If you want to be pedantic, Zendaya is a “Zillennial” cusper, but generations aren’t real and she is spiritually a zoomer anyway.







I’d figured that we were meant to assume that Emma was meant to be closer to Charlie’s age than Zendaya really is to Pattinson. I know your analysis is mostly metatextual in its consideration of the actors’ ages, but doesn’t the movie itself suggest less of a generational divide between the characters? I’m thinking particularly about the scene where Emma is recording her “manifesto,” and she’s using a chunky early/mid 2000s desktop computer. It would’ve been outdated by nearly a decade when Zendaya herself was the same age, circa 2012-2014.

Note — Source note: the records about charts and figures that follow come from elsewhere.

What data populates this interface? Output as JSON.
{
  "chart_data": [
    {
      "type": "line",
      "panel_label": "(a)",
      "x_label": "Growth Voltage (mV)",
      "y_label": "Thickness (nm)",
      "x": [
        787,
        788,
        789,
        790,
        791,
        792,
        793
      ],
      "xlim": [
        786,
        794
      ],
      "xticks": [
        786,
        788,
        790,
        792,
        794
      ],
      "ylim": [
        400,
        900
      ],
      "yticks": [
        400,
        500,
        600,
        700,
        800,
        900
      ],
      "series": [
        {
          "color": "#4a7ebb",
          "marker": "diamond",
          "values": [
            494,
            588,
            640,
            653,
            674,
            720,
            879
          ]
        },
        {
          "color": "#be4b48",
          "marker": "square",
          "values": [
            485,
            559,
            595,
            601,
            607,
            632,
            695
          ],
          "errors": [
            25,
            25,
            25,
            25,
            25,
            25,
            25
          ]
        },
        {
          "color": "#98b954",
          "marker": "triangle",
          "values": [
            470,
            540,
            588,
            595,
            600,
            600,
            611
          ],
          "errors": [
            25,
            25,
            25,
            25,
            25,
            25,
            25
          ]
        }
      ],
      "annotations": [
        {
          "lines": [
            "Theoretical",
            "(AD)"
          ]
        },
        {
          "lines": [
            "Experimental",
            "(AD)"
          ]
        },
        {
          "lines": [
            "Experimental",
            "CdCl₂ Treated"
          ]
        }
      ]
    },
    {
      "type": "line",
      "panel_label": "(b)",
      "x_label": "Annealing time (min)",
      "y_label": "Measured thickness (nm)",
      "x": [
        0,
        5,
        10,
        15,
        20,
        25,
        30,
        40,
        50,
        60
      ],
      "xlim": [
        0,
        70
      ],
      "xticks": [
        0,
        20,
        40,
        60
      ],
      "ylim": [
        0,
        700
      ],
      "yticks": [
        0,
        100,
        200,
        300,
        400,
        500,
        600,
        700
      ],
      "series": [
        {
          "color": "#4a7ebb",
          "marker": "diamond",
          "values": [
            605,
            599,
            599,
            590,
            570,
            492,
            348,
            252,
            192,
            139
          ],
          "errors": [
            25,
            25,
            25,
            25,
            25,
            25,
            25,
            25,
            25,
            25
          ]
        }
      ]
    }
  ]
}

Also, in my experience being the same “cusper” age as Zendaya, I’ve found that my elder Millennial friends are generally more forgiving of past transgressions than my younger Zoomer friends. Maybe that has something to do with the roles social media and “accountability culture” have played in our lives since our formative years. Not to say there aren’t exceptions to this rule, but I found that this movie seemed generally unconcerned with the real-life generational gap between the couple.
Personally (and I know this isn’t really a hot take), I think Borgli is saying more about how the superficiality of identity politics has seeped its way into our sense of morality, regardless of generational divide. Rachel’s reaction feels authentic to me not because she’s older than Emma and excepting her own pre-documented transgression, but because she’s immersed in a culture where any opportunity to claim victimhood (in her case, vicariously through her cousin) is rewarded with sympathy and credibility, and an onus is placed on the “aggressor” to be held accountable at all costs.
Minor disagreements aside, this was a really great read about a really fascinating case-study of a movie. Thanks for writing!
You put this in the footnote, but your Drama discourse made me think about my own identity as an "elder millennial" (approximately Pattinson's age) and how many of the people I know are more fatalist than judgy. Or, I was judgy (in the 10's) and grew into fatalism just fine. I had family who worked with computers so I grew up fully interneted; a lot of my cohort got internetted in late high school and college. I like the Zoomers, generally, I just think they don't know what they don't know because they never had to understand html and how the internet (used to) be made by a bunch of humans making human decisions, it isn't the magic that the platforms want you to think it is. The really mystifying people to me are generally the ones born in the 90's. Zendaya and Pattinson are great actors who can play against the impulses of their generations.